You (this is addressed to the writer) have asked me to speak of my childhood, which I'd rather forget. At one of my foster homes I was fed only mush for three years and had to put cardboard in my shoes because of so many holes in the soles. I was given my own room, which the law demanded, but it always smelled of the rendering plant across the street. I hated it. I was a always lonely. I used to watch the girl in the next house brush her hair every night. She had long blond hair that she wore in braids during the day and she brushed it for an hour every night while she hummed to herself. She knew I watched her from my darkened room and I think she liked it, knowing she was admired. I used to dream of her. I called her Hilda to myself, because that was the name of a girl in a book that I had read. I never knew her real name even though she lived right next door. She was two years older than me and went to the Catholic school...

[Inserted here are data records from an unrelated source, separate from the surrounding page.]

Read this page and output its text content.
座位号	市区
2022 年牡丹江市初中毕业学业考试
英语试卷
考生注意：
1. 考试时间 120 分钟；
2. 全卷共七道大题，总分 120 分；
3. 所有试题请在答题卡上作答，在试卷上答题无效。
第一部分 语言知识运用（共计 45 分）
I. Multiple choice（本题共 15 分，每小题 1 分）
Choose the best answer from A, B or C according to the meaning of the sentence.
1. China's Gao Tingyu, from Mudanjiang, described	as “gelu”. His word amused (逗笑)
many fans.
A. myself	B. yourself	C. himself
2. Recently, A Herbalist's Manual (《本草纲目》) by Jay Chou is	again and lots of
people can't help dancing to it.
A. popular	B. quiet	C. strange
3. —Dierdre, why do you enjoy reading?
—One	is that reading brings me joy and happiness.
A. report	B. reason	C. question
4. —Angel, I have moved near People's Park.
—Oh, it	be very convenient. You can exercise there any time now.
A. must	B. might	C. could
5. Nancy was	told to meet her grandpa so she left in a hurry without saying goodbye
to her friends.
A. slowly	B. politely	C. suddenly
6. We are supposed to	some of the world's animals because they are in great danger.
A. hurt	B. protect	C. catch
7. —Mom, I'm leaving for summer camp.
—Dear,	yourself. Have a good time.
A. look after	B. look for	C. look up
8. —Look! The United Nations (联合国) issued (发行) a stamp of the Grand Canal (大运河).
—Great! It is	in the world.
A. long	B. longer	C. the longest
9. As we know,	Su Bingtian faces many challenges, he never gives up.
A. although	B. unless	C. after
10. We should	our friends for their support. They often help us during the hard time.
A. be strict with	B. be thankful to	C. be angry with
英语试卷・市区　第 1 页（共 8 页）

Even though this character was created with a theme in mind, he has, in these short paragraphs hopefully started to come alive, to be real and individualized.

Now then, as to the theme, "love is blind." Let us say he falls in love at age 51 with 33 year old Uta Mann.

Let's just say she needs to be created in such a way that she will both love our hero and want to have an affair with another man. She plots to murder Dietrich, but even when conclusive proof of this is shown to him, he continues to love her because he needs to love her, it comes out of his character.

The transformation in the man is that he goes insane over her, such as the blindness of his love and speaks to her of them spending eternity together, which she goes along with hoping that he means she's going to help her get out of prison, but what he means is they should die together in each other's arms.

Ah, the tragedy of it.

The important thing is that the lover's blindness is a result of the character's development so that the reader never gets the feeling that the actions are a contrivance of the author.